We know that a leukocyte infiltrate can be prognostically good. If it is predominantly lymphocytic and if it's the right type of lymphocyte, then that may suggest that the body is trying to mount some sort of a controlling immune response. What is much more likely, however, is that there is a proinflammatory leukocytic infiltrate. With that comes a whole host of cells that can produce cytokines that support tumor growth and angiogenesis, which may reduce the potential of the body to mount an immune response. I think we need to understand this better. There is a fantastic piece of work that remains to be done in which we, as clinicians, can support our colleagues in the fundamental and basic laboratories where we start to perturb the inflammatory system, not just with the blunderbuss approach of aspirin or COX [cyclooxygenase]2 inhibitors, but by taking out interleukin-6 (IL-6), IL-17, IL-23, or whatever our colleagues think the relevant cytokines might be. By doing this in the human disease setting, we can understand more of the mechanisms of inflammation and how we might intervene.

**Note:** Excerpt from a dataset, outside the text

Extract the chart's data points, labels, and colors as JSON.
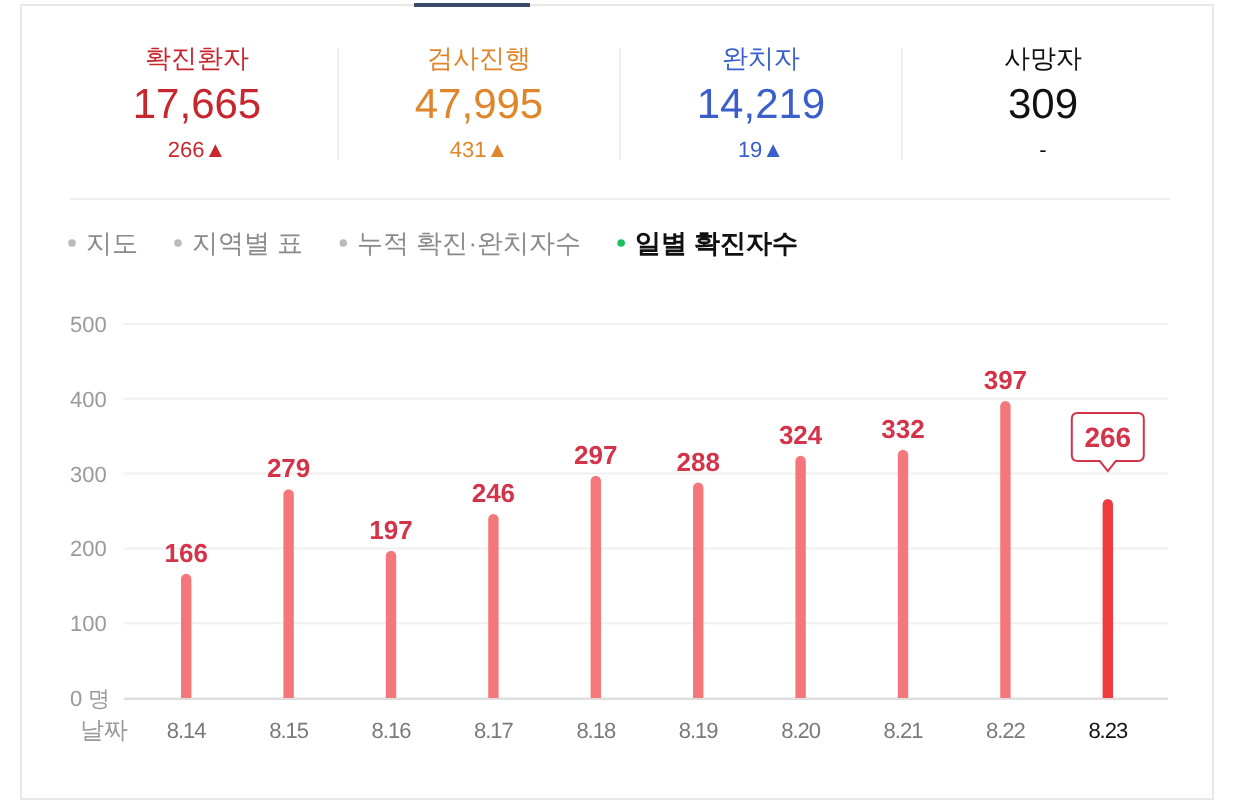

For example, many of these cytokines activate the JAK-STAT signaling pathway and the NF-kappaB pathway in cancer cells. Are these legitimate drug targets? Should we be exploring these pathways for the development of new agents? There is much to be learned. I guess I am challenging those of you who are listening to see how we can bring the clinical and basic communities together to address this extraordinary topic. Thanks for listening. As always, I would be very pleased to take any comments or anything that you might have to add to my warble. Thank you.